New Zealand Wine Sector Subdued But Solid Performance

With exports constituting nearly 90% of New Zealand’s wine sales, exposure to external market influences such as US tariffs and UK taxes has resulted in growers and producers now facing an uncertain outlook, a concern which is further compounded by a slowing global economy and weaker wine markets in key export locations.

However, despite the introduction of higher tariffs by the USA, it remains New Zealand’s major export market, valued at $762 million, down 3% this past year.

NZ wine producers are also concerned at the impact of the tariffs on the wider USA wine market as they are likely to have a detrimental impact on customer demand, especially as the USA wine market is already struggling.

Overall, NZ wine exports to established markets have been “sluggish with the NZ wine industry experiencing a reduced demand for grapes, leading to lower grape prices.

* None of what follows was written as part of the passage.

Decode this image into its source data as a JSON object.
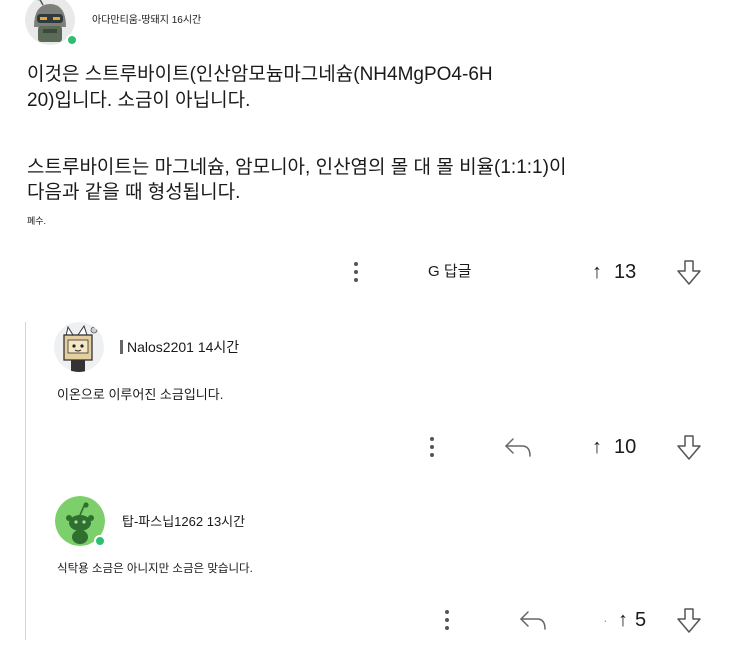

Furthermore, inventory levels have been higher than desired, production costs have increased, as has excise which has risen by 25% in the last four years, impacting the domestic wine market.

Whilst exports were up by 5% in volume over the past 12 months, value declined by less than 1% to $2.10 billion.

The past year has seen the most substantial growth come from emerging export destinations such as China and South Korea, who collectively imported $100million of NZ wine, whilst the USA and Australia also constitute 70% of NZ’s wine exports.

Whilst the export performance is somewhat subdued, in-market sales data consistently shows that NZ wine is outperforming competitors in key markets, which is a positive reflection of the reputation of NZ wine as well as being indicative of future growth potential.